Nella narrazione è tutto molto caotico, tanti eventi che non vengono spiegati, o di cui magari mi sono perso la spiegazione tra i tanti super-paroloni che alla lunga annoiano e che ho cominciato a saltare senza neanche cercare di leggerli. E sembra sempre che debba accadere qualcosa di importante ma non accade mai.
Ma poi arriva Genesis, l’evento supereroistico del momento in stile Crisi sulle Terre Infinite (un gruppo di intrepidi eroi, scelti tra i tanti altri, deve affrontare un pericolo mortale), e penso: “Ok, ora ci divertiamo”, ed invece…
Capisco l’idea di marketing che c’è dietro: infilare in una saga meno conosciuta come Quarto Mondo i supereroi più famosi come Superman (in quegli anni diventato Superman Blu, una versione di Superman che è immune alla kryptonite che ha perso i suoi classici poteri e ne ha guadagnati di nuovi, che lui ancora non comprende appieno), Flash, Aquaman e il resto della Justice League l’ha sicuramente resa più commerciale. E’ anche un bel po’ noioso, raduni tutti questi eroi e li fai combattere contro… un muro?

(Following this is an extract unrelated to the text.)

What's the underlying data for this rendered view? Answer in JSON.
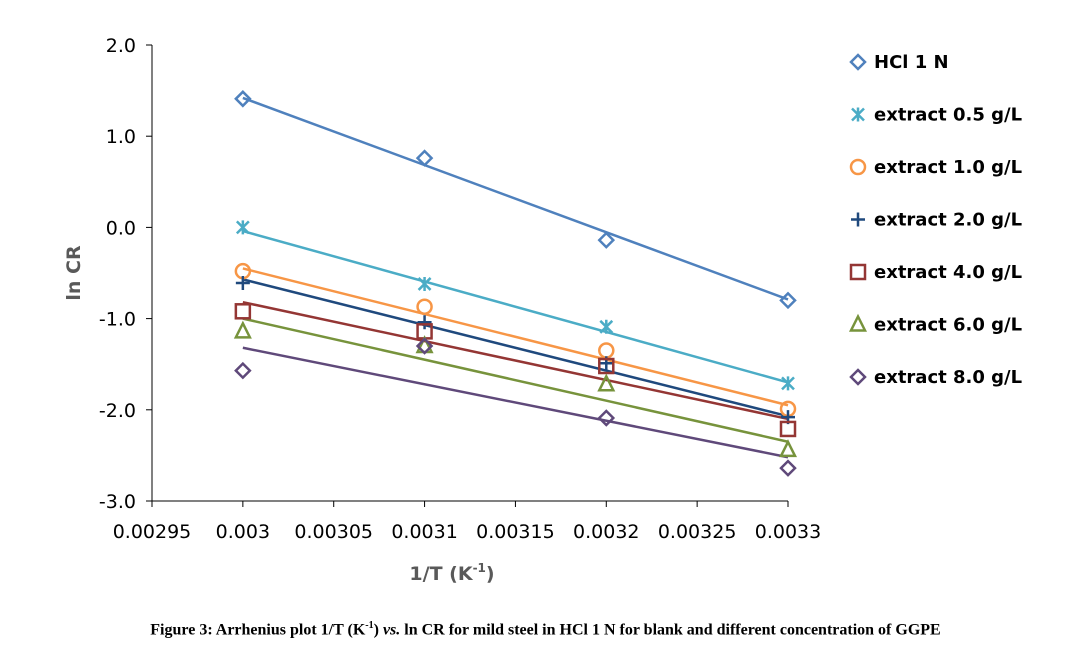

Genesis cerca di dare un’unica spiegazione ai poteri dei supereroi terrestri e non, avvicinandoli ancora di più ai miti da cui prendono ispirazione, era anche una bell’idea quella di Byrne, un’ottima risposta alla domanda “perché ci sono così tante persone con superpoteri?”. Ma non funziona perché ogni eroe ha già delle origini perfezionate più volte nel tempo e che si differenziano l’una dall’altra.

Byrne ha voluto anche raccontare le origini di Darkseid, cosa per me non necessaria, essendo fondamentalmente un dio che incarna il male e vuole conquistare l’universo non aveva bisogno di un racconto (che neanche mi è piaciuto) su chi era prima e sull’origine dei suoi poteri. Perché Zeus lancia le saette? Perché sì. Perché Darkseid lancia i raggi omega dagli occhi? Perché sì. Scoprire le sue orgini gli ha tolto quell’aura di mistero che aveva e l’ha avvicinato anche ai classici super cattivi, facendolo scendere un pochino dal suo piedistallo di villain per eccellenza. Bisogna capire che non tutto ha bisogno di essere spiegato, a questo punto se no se hai raccontato le origini di Darkseid dovresti raccontare anche quelle di Metron.

A quanto pare il Quarto Mondo è proprio sfortunato, neanche questa serie ha un suo finale e non so né mi interessa sapere se l’hanno continuata.